Existem filmes que
ainda me assaltam a memória, não pela sua qualidade ou pelas performances dos
actores mas pelo momento ou estado de alma em que os vi pela primeira vez.
Ainda hoje não percebo da sua importância nas minhas memórias, mas a verdade é
que os revivo, no todo ou em partes, constantemente. Na sua recordação acabam
por ser uma bússola para pensamentos e reflexões. Entre todos, há um que acaba
por ser o que mais me “perturba”, talvez o que melhor revivo, é uma espécie de
reflexão contemporânea sobre as actuais life stop motions.
Numa longínqua noite
de braseira através do antiquado zapping
televisivo, parei na RTP2 onde cruzei olhares com Smoke. Uma bela surpresa de Natal, filme realizado por
Wayne Wang e com argumento do maravilhoso Paul Auster. A narrativa
centra-se em Brooklyn em torno de uma tabacaria de esquina, o seu proprietário
e nas vidas dos clientes quotidianos. Entre conversa de cigarros, o
proprietário, Auggie, revela a Paul o seu arquivo de fotografias tiradas
entre 1977 e 1990. Fotografias com o mesmo ângulo e focadas na esquina do outro
lado da rua. Retratos de um cenário citadino nova-iorquino entre a 3ª Rua e a
7ª Avenida. Mais de quatro mil fotografias sobre a mesma realidade,
independentemente das condições climatéricas, do contexto do momento ou das figuras
em trânsito. Todos os dias pelas oito horas da manhã, o flash dispara sobre a
mesma “realidade”! Contudo apesar da surpresa o mais comovente é o
extraordinário diálogo que ocorre entre as duas personagens. Auster não poderia
ser mais certeiro!
“ Paul: I'm not sure I get it, though. I mean, how
did you ever come up with the idea to do this ... this project?
Auggie: Just
come to me. It's my corner after all. I mean, it’s just one little part of
the world, but things take place there, too, just like everywhere else.

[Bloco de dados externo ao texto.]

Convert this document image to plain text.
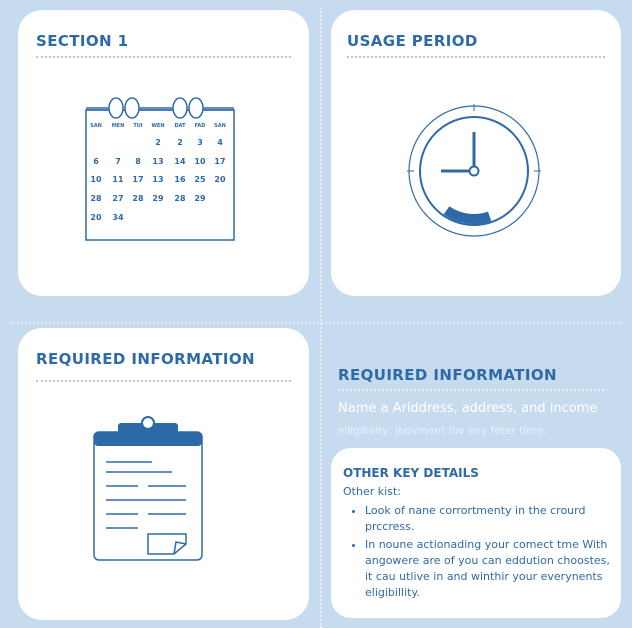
SECTION 1
SAN MEN TUI WEN DAT FAD SAN
2 2 3 4
6 7 8 13 14 10 17
10 11 17 13 16 25 20
28 27 28 29 28 29
20 34
USAGE PERIOD
REQUIRED INFORMATION
REQUIRED INFORMATION

Name a Ariddress, address, and income
elligibility, Jbovment fov eny feter time.

OTHER KEY DETAILS

Other kist:

• Look of nane corrortmenty in the crourd prccress.
• In noune actionading your comect tme With angowere are of you can eddution choostes, it cau utlive in and winthir your everynents eligibillity.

It’s a record of my little spot.
Paul: It’s
kind of overwhelming.
Auggie: You’ll never get it if you don’t slow down, my friend.
Paul: What do you mean?
Auggie: I
mean, you’re going too fast. You’re hardly even lookin’ at the pictures.
Paul: But... they’re all the same.
Auggie: They’re all the same, but each one is different from every other one.
You got your bright mornings and your dark mornings. You got your to summer light
and you your autumn light. You got your weekdays and your weekends. You got
your people in overcoats and galoshes… and you got your people in t-shirts and
shorts. Sometimes the same people, same time different ones. Sometimes the
different ones become the same and the same ones disappear. The earth revolves
around the sun, and every day, the light from the sun hits the Earth at a
different angle.
Paul: Slow down, huh?
Auggie: That’s what I’d recommend. You know how it is. “Tomorrow and tomorrow
and tomorrow… time creeps on its petty pace.”
O mais interessante
neste relato é a “verdade” que subsiste na natureza destas imagens. Uma
“verdade” de Auggie é certo, mas profundamente crua na sua relação
com a arquitectura do espaço e com quem o habita, sem subterfúgios ou
manipulação, mas com o natural ruído do acaso! A nossa
contemporaneidade já não está preparada para slowmotions, estando a actual
incontinência do disparo digital, proporcionalmente associada à quantidade de
ferramentas de manipulação. É aqui que subsiste o actual problema da mediatização
e na construção mental das realidades. O fotógrafo de arquitectura é hoje uma
figura central na revelação ou não da verdade da obra construída. A coerência
com a realidade desapareceu nos flashes
de uma vontade descomprometida. Sabendo porém que a fotografia acrítica estará
num patamar de inacessibilidade, contudo a objectividade será sempre deturpada
pelo “autor” fotógrafo. A construção de uma linha estética, onde o olhar de
alguém impõe uma marca própria, formata ou ficciona a obra no seu “traço”, com profunda
tendência a homogeneizar perversamente o modo como olha para a diferença! A
influência que alguns fotógrafos da actualidade constroem entre editores,
websites e revistas da especialidade de arquitectura delimitam um star system em que a qualidade
da obra não corresponde aos pergaminhos do enquadramento fotográfico. Perante
nefasta realidade, o monopólio da mediatização tem de ser interpretado e
clarificado no escrutínio da qualidade!